Oder du hast eine andere Idee einer Bleibe für dich im Baum. Wo es dir gefällt, machst du es dir gemütlich:
irgendwo weit oben in luftiger Höhe, auf halber Höhe oder zwischen den kräftigen Wurzelansätzen am Boden.
Hier verbringst du heute deine Zeit. Du richtest dich ein oder findest bereits alles vor, wie du es magst.
Eine wohltuende Atmosphäre umgibt dich und lässt dich aufatmen. Hier kannst du ganz so sein, wie du
bist, behütet von deinem Baum – eine friedliche, kraftvolle Bleibe nur für dich und die Vögel oder andere vertraute Tiere, die es dort vielleicht gibt. Ihr kennt euch. Ungestörte Zeit für dich. Mächtig ist dein
Baum, sturmerprobt, stetig gewachsen in den wechselnden Jahreszeiten. Viel hat er gesehen und sein
fester Stamm zählt viele, viele Ringe. Du fühlst, dass er dich gerne bei sich hat. Es ist dir, als könntet ihr
beide wortlos miteinander reden, als könntest du fühlen, was er dir sagt. Du lauschst. Immer deutlicher
vernimmst du in dir, was dein Baum, dessen Stamm oder Äste dich beherbergen, dir freundlich mitteilt.
Umgeben von den angenehmen Düften und Klängen deines Baumes, seinen Farben und Strukturen,
die du tastest, nimmst du für heute Abschied von deinem Baumhaus und deinem Baum.
Du kehrst zurück an den Ort, an dem du zu Anfang warst und überschaust noch einmal die Bäume
und ganz besonders deinen, der dein Freund ist. Diesen wundervoll friedlichen Rückzugsort kannst du ab
jetzt immer aufsuchen, wenn dir danach ist. Er ist in dir. Du nimmst dich wahr, spürst und fühlst, wie du
jetzt da bist, während das Bild deines Baumes mit dem Baumhaus, dem Nest oder der Baumhöhle allmählich durchscheinend wird und sich langsam auflöst.

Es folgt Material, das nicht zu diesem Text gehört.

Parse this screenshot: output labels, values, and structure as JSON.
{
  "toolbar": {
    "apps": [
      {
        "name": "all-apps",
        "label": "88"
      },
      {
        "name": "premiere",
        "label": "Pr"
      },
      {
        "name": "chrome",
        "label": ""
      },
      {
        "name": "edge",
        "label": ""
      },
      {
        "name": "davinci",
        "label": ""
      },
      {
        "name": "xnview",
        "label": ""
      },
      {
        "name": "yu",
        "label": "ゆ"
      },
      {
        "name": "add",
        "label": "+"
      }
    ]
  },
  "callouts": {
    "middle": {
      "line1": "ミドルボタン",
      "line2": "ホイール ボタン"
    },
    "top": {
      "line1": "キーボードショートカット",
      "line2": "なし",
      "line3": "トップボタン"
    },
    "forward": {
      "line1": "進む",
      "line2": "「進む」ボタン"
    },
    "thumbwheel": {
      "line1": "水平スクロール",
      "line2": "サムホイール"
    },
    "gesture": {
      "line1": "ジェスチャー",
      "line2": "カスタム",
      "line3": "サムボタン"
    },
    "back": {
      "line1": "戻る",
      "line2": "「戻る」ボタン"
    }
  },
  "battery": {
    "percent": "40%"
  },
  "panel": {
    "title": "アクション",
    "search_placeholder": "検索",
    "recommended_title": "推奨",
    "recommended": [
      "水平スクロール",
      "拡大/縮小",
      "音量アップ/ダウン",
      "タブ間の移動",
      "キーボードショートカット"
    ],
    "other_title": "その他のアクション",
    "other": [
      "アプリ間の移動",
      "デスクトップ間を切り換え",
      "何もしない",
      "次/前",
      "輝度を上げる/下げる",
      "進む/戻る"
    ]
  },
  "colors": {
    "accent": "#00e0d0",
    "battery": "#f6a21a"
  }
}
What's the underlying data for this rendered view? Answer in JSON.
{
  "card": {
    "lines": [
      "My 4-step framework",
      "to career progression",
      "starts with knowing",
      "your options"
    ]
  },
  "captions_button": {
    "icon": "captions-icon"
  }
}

Fantasiereise aus einem Interview mit der Traumatherapeutin Maria Regina Schweizer, Tübingen
Tipps zur Weiterarbeit
Wenn Sie bemerken, dass eine Schülerin oder ein Schüler einen „flash back“ bzw. eine plötzliche Nachhall­
erinnerung hat, ist es wichtig sie oder ihn dabei zu unterstützen, den „Film“, der vor dem inneren Auge abläuft, als solchen zu erkennen. Das gegenwärtige Bewusstsein des Kindes oder Jugendlichen kann in solchen Augenblicken von den unvermutet ausgelösten, intensiven Erinnerungen und den dazugehörenden
Emotionen zu Teilen oder gänzlich überflutet werden, so dass den Betroffenen kein Unterschied zwischen
der zurückliegenden traumatischen Situation und dem gegenwärtigen Moment bewusst ist. Besonnenheit,
Verständnis, manchmal ruhiger Körperkontakt und stressfreies Verhalten der Erwachsenen können einem
Menschen im flash back helfen, die Gefahrlosigkeit in der Gegenwart zu erkennen und die Verwechslung
der entsetzlichen Vergangenheit mit der momentanen Realität zu unterbrechen. Es ist zentral, dass die
Betroffenen realisieren, wo sie im Augenblick wirklich sind. Zu erkennen, dass die heftige und äußerst
lebendige Erinnerung zwar in diesem Augenblick hervorgerufen wurde und ein Wiedererleben vortäuscht,
jetzt jedoch das überwältigend Schlimme nicht stattfindet, obwohl es für die Erlebenden ganz so aussieht,
verhilft zur Beruhigung. Es ist wesentlich zu realisieren, dass die Gefahr vorbei ist und das Ereignis in der
Vergangenheit liegt. Entspannte Bewegung wie Gehen ist hilfreich, weil der Körper sich dabei beruhigt und
das Gefühl entsteht, im Hier und Jetzt weggehen und handeln zu können – anders als in der traumatischen
Erinnerung. Zur Beruhigung ist es sinnvoll, sich für einige Zeit auf den Atem zu konzentrieren und bewusst
ein- und auszuatmen. Als Ablenkung, und um destruktive Gedanken zu unterbrechen, können auch Übungen helfen, die die ganze Konzentration in Anspruch nehmen wie Kopfrechenübungen, Schnellsprechverse, Farbenraten („Nenne mir vier rote Sachen im Raum, drei grüne, zwei gelbe, ein blaues“). Auch Körperübungen und auf Dauer konstruktive Gedanken (z. B. an frühere Erfolge) können hilfreich sein.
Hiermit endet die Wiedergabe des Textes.